Best practices for spatial joins

Use these best practices to improve overall performance and optimize your spatial queries.

Use these best practices to improve overall performance and optimize your spatial queries.

Best practices for using spatial joins in Vertica include:

  • Table segmentation to speed up index creation

  • Adequately sizing a geometry column to store point data

  • Loading Well-Known Text (WKT) directly into a Geometry column, using STV_GeometryPoint in a COPY statement

  • Using OVER (PARTITION BEST) with STV_Intersect transform queries

Best practices example

Before performing the steps in the following example, download place_output.csv.zip from the Vertica Place GitHub repository (https://github.com/vertica/Vertica-Geospatial). You need to use the data set from this repository.

  1. Create the table for the polygons. Use a GEOMETRY column width that fits your data without being excessively large. A good column-width fit improves performance. In addition, segmenting the table by HASH provides the advantages of parallel computation.

    => CREATE TABLE artworks (gid int, g GEOMETRY(700)) SEGMENTED BY HASH(gid) ALL NODES;
    
  2. Use a copy statement with ST_Buffer to create and load the polygons on which to run the intersect. By using ST_Buffer in your copy statement, you can use that function to create the polygons.

    => COPY artworks(gid, gx FILLER LONG VARCHAR, g AS ST_Buffer(ST_GeomFromText(gx),8)) FROM STDIN DELIMITER ',';
    >> 1, POINT(10 45)
    >> 2, POINT(25 45)
    >> 3, POINT(35 45)
    >> 4, POINT(35 15)
    >> 5, POINT(30 5)
    >> 6, POINT(15 5)
    >> \.
    
  3. Create a table for the location data, represented by points. You can store point data in a GEOMETRY column of 100 bytes. Avoid over-fitting your GEOMETRY column. Doing so can significantly degrade spatial intersection performance. Also, segment this table by HASH, to take advantage of parallel computation.

    => CREATE TABLE usr_data (gid identity, usr_id int, date_time timestamp, g GEOMETRY(100))
         SEGMENTED BY HASH(gid) ALL NODES;
    
  4. During the copy statement, transform the raw location data to GEOMETRY data. You must perform this transformation because your location data needs to use the GEOMETRY data type. Use the function STV_GeometryPoint to transform the x and y columns of the source table.

    => COPY usr_data (usr_id, date_time, x FILLER LONG VARCHAR,
                      y FILLER LONG VARCHAR, g AS STV_GeometryPoint(x, y))
       FROM LOCAL 'place_output.csv' DELIMITER ',' ENCLOSED BY '';
    
  5. Create the spatial index for the polygons. This index helps you speed up intersection calculations.

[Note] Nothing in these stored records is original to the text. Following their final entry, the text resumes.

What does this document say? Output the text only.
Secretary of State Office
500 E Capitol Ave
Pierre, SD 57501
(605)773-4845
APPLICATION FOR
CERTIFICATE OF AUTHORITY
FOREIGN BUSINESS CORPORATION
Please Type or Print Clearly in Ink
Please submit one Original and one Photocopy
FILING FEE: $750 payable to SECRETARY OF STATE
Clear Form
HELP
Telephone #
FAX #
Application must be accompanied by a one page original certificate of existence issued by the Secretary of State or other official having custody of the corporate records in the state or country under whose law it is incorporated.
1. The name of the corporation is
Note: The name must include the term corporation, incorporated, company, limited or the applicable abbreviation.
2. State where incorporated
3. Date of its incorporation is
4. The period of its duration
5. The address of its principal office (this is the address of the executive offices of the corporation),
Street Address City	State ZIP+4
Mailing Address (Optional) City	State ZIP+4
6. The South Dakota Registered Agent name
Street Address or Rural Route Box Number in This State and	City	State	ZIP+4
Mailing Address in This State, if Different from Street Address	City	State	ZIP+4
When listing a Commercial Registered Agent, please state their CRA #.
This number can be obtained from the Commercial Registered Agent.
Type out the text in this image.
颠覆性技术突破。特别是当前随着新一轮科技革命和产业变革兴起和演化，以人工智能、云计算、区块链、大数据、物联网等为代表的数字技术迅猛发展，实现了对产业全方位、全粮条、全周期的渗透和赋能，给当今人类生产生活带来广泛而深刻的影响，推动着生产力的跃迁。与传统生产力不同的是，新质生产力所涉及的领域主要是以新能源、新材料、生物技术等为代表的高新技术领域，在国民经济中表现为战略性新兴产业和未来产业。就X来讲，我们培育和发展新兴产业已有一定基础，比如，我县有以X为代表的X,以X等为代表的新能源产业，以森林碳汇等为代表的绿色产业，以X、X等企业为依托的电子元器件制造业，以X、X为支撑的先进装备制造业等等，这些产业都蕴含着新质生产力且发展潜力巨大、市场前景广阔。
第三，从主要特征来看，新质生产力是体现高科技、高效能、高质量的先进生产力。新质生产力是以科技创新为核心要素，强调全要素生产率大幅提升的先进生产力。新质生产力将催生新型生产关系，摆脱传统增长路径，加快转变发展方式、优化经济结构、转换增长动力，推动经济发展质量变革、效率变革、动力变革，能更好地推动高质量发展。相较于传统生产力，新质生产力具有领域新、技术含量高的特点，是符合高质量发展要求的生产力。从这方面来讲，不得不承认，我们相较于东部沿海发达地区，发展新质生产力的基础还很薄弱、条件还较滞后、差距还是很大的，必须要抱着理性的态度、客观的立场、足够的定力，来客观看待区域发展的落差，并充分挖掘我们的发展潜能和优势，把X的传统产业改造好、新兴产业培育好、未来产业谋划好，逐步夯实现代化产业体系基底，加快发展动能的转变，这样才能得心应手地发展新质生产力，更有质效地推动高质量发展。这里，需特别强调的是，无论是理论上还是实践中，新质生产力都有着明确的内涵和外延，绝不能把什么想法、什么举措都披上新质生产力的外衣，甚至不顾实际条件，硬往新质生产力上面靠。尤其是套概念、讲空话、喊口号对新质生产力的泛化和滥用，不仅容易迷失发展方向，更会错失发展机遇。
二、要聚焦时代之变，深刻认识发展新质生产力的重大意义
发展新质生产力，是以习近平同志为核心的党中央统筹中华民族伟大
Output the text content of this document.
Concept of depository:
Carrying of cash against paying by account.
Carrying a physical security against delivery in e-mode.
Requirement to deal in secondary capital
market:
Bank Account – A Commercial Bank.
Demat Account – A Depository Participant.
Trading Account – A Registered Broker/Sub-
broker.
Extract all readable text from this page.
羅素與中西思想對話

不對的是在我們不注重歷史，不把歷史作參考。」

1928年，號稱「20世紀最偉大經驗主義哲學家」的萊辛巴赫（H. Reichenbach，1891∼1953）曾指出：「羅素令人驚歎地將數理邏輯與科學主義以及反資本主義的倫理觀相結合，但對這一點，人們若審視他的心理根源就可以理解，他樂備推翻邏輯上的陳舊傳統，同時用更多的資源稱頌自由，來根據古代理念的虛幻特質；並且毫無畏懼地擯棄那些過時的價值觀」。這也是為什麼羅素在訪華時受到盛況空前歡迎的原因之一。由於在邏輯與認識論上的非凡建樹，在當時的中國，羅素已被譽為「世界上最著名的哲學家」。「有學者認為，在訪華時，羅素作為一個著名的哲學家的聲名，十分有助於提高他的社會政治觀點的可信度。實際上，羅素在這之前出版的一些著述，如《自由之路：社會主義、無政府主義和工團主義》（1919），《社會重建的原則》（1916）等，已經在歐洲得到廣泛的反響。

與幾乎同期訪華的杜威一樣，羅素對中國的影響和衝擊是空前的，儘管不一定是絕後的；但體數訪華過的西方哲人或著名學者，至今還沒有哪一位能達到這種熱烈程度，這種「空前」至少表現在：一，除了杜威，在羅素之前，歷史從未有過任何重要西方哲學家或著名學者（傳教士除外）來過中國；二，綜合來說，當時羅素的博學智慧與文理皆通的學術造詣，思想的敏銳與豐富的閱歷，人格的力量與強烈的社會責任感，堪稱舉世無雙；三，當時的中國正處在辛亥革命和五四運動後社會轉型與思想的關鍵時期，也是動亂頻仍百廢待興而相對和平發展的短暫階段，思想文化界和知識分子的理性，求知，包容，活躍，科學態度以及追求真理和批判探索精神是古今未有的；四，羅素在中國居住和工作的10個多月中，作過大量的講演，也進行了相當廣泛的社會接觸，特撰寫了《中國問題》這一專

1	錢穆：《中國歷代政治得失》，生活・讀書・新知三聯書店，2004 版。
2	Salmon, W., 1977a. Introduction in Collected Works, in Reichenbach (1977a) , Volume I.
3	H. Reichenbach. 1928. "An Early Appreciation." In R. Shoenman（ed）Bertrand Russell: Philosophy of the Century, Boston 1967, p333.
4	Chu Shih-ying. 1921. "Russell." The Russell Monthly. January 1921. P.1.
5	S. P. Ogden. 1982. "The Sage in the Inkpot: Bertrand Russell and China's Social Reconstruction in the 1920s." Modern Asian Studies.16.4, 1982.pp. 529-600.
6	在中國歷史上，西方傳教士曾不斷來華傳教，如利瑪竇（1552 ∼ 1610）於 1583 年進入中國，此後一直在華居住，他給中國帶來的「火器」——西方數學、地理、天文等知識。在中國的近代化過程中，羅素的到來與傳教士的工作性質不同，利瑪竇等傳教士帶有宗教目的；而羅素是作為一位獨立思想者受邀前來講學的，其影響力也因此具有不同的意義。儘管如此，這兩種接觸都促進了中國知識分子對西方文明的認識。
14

    => SELECT STV_Create_Index(gid, g USING PARAMETERS index='art_index', overwrite=true) OVER() FROM artworks;
    
  6. Write an analytic query that returns the number of intersections per polygon. Specify that Vertica ignore any usr_id that intersects less than 20 times with a given polygon.

    => SELECT pol_gid,
           COUNT(DISTINCT(usr_id)) AS count_user_visit
       FROM
         (SELECT pol_gid,
           usr_id,
           COUNT(usr_id) AS user_points_in
        FROM
           (SELECT STV_Intersect(usr_id, g USING PARAMETERS INDEX='art_index') OVER(PARTITION BEST) AS (usr_id,
                                                            pol_gid)
        FROM usr_data
          WHERE date_time BETWEEN '2014-07-02 09:30:20' AND '2014-07-02 17:05:00') AS c
        GROUP BY pol_gid,
        usr_id HAVING COUNT(usr_id) > 20) AS real_visits
        GROUP BY pol_gid
        ORDER BY count_user_visit DESC;
    

Optimizations in the example query

This query has the following optimizations:

  • The time predicated appears in the subquery.

  • Using the location data table avoids the need for an expensive join.

  • The query uses OVER (PARTITION BEST), to improve performance by partitioning the data.

  • The user_points_in provides an estimate of the combined time spent intersecting with the artwork by all visitors.